An array of solar panels in Germany.

Getty Images / Sean Gallup

“Good preparations paid off, we were able to handle all swings in production,” Ulrike Hoerchens, spokesperson for grid firm TenneT, told Reuters.

Across the continent, providers worked hard to keep the lights on. ENTSO-E, a Europe-wide body representing transmission systems operators, praised national firms for cross-border co-operation.

“Europeans are used to just push a button to switch the light on,” Pierre Bornard, chairman of the board for ENTSO-E, said in a statement after the event. “They tend to forget all the highly technical and complex systems and tasks needed to maintain a constant balance between generation and demand on an interconnected Power System.”

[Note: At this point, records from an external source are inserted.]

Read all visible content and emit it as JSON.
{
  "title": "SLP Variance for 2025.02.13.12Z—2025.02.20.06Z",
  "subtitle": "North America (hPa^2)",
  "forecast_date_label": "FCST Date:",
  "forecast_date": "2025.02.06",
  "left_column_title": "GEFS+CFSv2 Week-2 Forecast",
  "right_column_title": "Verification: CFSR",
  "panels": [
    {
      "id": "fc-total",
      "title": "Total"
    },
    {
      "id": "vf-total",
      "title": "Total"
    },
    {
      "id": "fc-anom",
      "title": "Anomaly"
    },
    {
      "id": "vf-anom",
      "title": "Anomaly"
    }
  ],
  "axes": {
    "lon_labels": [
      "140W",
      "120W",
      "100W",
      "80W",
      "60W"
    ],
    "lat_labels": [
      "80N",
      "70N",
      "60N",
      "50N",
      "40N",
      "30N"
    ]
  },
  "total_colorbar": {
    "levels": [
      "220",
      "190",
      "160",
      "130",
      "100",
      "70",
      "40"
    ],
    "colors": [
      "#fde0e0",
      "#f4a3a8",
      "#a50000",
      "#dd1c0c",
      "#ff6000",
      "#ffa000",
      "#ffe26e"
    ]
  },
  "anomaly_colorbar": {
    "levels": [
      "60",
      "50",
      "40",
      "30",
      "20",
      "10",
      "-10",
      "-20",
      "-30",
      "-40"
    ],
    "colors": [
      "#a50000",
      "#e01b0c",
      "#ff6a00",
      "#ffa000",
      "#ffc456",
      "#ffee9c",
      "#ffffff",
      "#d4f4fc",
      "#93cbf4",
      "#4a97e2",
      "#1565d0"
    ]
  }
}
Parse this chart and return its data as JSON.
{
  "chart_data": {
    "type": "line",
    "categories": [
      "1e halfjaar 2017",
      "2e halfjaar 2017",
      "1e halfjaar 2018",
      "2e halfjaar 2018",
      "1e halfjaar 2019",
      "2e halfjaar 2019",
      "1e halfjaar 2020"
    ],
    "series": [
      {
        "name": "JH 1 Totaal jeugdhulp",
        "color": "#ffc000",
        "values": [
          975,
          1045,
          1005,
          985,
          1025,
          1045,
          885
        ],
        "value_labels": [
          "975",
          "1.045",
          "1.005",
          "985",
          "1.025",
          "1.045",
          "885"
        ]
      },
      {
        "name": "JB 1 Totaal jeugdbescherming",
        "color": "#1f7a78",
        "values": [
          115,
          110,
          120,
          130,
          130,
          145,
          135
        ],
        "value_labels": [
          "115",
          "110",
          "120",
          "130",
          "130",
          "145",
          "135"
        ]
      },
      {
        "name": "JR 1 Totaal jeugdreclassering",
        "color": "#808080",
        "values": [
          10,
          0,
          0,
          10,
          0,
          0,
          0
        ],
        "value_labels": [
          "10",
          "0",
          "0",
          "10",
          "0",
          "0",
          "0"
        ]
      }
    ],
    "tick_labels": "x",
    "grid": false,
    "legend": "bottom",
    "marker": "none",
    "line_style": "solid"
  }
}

American providers have looked at Europe’s handling of the eclipse as a potential solution. While California has only struck a deal with a few states, it could lead to a more all-encompassing agreement that creates a full regional energy market. This could help states experiencing solar dips rapidly plug the gap. Eric Schmitt, vice president for operations at the California Independent System Operator, told the New York Times that Monday’s event will allow the state to “dip our toes in the water and see what that [market] looks like.”